Deciding to work in Silver’s presence, even her silent one, I open my laptop and go about editing and tweaking the file I’ve been working on for the past couple of days. At least, I try to. But, apparently, sitting in Silver’s space has me distracted enough that I can’t focus enough on anything but the scent that surrounds us, the way she holds her chin up to the sunlight and closes her eyes as if she’s soaking in every bit of the sun as she can, and the small smile that tugs at her full lips.
My gaze is darting between my laptop and the omega, lingering on Silver much more than my laptop, and it doesn’t take a genius to realize that working when there are things to be said, things to be fixed, that hang between us, isn’t going to happen.
So, with a defeated sigh, I close my laptop and stare at Silver. As though she’s as attuned to my presence as I am to hers, she quietly informs, “I can feel your eyes burning a hole in my face. Tone it down, would you?”
I don’t, not that I know how to tone anything down. I’m only looking at her, etching the adorable slope of the tip of her nose to memory, committing the fullness of her lips and the beautifully sharp angles of her jaw and cheeks to my mind. It’s no wonder Juno calls her Pixie. Silver Gage looks like she belongs in a fairytale with pixie dust, lost boys, and a captain with a hook for a hand. She’s astonishingly beautiful, and I can’t help but stare any time she’s in the room.

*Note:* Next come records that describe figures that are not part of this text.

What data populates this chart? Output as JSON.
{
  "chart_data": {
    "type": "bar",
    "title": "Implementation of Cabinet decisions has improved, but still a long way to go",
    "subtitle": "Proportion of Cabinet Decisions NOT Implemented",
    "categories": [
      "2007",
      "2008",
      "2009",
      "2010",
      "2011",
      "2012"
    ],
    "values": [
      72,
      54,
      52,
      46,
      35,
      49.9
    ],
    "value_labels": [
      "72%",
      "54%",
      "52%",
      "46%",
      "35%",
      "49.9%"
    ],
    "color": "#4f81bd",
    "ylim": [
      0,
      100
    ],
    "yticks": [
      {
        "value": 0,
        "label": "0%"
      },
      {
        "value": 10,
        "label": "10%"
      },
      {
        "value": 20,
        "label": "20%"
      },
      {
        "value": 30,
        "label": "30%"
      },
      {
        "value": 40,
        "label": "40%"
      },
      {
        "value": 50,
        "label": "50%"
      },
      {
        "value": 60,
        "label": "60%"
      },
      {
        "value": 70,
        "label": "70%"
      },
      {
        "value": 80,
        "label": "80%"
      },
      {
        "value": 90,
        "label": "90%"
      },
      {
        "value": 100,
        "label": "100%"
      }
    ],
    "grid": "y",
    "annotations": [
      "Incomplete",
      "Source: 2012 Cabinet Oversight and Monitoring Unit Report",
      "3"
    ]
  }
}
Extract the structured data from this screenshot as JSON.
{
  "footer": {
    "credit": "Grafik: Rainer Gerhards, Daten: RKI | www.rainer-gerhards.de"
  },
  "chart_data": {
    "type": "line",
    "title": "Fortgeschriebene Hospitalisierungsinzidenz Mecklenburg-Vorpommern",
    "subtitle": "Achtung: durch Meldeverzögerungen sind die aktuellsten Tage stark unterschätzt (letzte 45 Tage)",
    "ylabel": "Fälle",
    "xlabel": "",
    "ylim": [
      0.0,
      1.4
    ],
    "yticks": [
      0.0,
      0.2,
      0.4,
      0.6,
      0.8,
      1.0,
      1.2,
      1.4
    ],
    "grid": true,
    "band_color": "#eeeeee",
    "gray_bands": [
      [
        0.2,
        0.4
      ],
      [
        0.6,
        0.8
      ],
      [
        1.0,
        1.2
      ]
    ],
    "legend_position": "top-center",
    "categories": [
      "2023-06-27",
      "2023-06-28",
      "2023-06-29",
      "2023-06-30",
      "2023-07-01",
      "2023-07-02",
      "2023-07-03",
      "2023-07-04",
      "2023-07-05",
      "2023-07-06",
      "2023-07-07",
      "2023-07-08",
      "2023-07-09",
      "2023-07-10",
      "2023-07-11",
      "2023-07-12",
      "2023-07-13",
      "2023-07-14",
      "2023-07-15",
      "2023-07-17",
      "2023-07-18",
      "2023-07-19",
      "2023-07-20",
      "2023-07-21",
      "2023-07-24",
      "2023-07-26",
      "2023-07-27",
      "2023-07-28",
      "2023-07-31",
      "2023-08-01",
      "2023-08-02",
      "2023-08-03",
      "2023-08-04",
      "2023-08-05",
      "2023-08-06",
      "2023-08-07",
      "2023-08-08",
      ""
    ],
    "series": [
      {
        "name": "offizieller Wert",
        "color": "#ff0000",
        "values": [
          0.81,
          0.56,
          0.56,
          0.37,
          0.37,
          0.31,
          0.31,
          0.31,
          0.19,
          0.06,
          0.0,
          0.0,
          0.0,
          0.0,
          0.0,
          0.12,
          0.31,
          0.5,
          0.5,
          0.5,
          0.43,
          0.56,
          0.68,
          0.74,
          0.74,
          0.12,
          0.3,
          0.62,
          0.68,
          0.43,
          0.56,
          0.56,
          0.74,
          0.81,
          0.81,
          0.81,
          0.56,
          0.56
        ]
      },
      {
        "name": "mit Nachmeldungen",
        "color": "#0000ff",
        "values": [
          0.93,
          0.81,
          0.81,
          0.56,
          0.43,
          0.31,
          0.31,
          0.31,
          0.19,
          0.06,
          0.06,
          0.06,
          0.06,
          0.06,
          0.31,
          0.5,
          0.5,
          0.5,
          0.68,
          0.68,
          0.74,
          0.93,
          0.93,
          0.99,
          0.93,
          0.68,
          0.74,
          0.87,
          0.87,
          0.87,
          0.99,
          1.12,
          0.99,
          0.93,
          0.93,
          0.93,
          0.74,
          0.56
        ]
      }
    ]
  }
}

“Dude. Knock it off,” she gripes, and my gaze lifts from her mouth to her eyes that are now glaring at me.
Lips twitching, I offer an apology, the first of many. “Sorry, can’t help it. Has anyone ever told you that you look like a prettier, pastel version of Tinkerbell? You’re beautiful.”
Surprise flickers in those gorgeous, gray eyes before she barks a laugh, slapping a hand over her mouth as her eyes widen from her outburst. Grinning at her now, the action feeling weird on my face, we remain quiet for a long moment, waiting to see if anyone will round the corner to provide a warning on our volume.
No one does, so Silver drops her hand and lowers her voice as she asks, “Are you okay? Have you received a bump to the head between last night and now?”
I shake my head, openly enjoying Silver’s theatrics for the first time since I saw her with Juniper, and I watch with rapt attention as her eyebrows pinch and she eyes me as though I’ve been body snatched when, in reality, I’ve simply decided to stop trying to shut her out. The weeks and weeks of observing are over, constantly watching while wanting and not allowing myself to have forgotten.
I want Silver Gage, and I want her to want me, too.
“Are you unwell? Is there some mutant disease hijacking your body or something?” she continues. “Are you even Pace Larsen?”
Shaking my head, I ask her, “Is it so hard to believe I’d pay you a compliment?”